Cela m’est arrivé à deux reprises dans ma carrière. Pendant ma thèse, je
regardais, par exemple, l’expression d’un gène et il y avait deux
protéines qui semblaient faire la même chose, et on se demandait quels
étaient leurs rôles respectifs. Donc j’étais parti sur l’étude de la
régulation de ces protéines et je voyais qu’il y avait des effets de
régulation, je voyais des choses intéressantes mais cela ne m’expliquait
toujours rien par rapport à ces protéines.
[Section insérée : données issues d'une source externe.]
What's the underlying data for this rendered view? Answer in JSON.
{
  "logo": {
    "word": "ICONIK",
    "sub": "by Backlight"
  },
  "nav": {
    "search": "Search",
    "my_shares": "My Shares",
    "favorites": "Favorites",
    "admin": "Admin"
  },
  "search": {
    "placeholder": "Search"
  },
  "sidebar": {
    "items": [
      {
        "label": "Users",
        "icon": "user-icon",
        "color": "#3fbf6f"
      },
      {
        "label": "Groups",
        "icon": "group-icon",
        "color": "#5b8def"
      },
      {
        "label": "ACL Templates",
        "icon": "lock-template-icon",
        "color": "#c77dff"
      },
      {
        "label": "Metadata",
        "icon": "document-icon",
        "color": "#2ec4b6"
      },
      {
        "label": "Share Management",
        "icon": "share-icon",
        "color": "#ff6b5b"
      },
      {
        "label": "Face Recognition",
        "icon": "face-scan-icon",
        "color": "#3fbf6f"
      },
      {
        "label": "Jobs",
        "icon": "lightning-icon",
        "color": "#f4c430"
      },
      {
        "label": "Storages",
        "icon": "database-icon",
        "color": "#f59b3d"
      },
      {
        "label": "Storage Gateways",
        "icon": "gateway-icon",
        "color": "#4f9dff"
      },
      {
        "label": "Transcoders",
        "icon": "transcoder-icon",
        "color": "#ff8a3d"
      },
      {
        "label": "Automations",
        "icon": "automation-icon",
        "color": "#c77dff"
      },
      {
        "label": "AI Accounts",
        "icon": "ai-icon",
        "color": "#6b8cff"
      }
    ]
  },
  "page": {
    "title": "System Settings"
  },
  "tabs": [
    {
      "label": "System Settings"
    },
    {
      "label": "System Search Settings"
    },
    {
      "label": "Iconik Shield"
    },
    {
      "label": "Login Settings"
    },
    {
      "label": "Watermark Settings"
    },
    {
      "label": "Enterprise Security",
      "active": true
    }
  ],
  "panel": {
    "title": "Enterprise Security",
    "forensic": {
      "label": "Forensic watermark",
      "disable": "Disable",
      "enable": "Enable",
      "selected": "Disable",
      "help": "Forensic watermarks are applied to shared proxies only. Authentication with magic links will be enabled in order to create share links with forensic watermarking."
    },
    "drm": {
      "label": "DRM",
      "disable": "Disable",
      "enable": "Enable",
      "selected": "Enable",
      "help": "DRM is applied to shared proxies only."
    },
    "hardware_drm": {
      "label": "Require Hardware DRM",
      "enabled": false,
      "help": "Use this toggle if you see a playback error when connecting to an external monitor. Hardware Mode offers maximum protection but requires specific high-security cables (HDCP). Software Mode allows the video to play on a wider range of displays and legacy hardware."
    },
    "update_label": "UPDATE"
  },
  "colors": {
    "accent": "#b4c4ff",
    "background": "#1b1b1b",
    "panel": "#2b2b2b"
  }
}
Puis un jour, je regarde ces
deux courbes et c’était hyper simple : il y en avait une exprimée à un
moment puis l’autre exprimée après. Et d’un coup ça me frappe : elles
font la même chose mais ne sont pas exprimées au même moment, c’est
qu’il y en une qui remplace l’autre. Qu’importe le mécanisme et son
importance, l’essentiel est surtout de réaliser que j’avais eu ces
données pendant trois mois sous les yeux et soudain en regardant les
courbes, je change d’état d’esprit : je ne regarde plus avec en tête la
question initiale, et, d’un coup, cela m’apparaît… c’est là que ma thèse
a commencé. Donc, parfois il faut sortir du cadre, se poser une autre
question, regarder ce qu’on a sous les yeux et c’est là où l’on peut
découvrir des choses. Il faut être préparé à cela.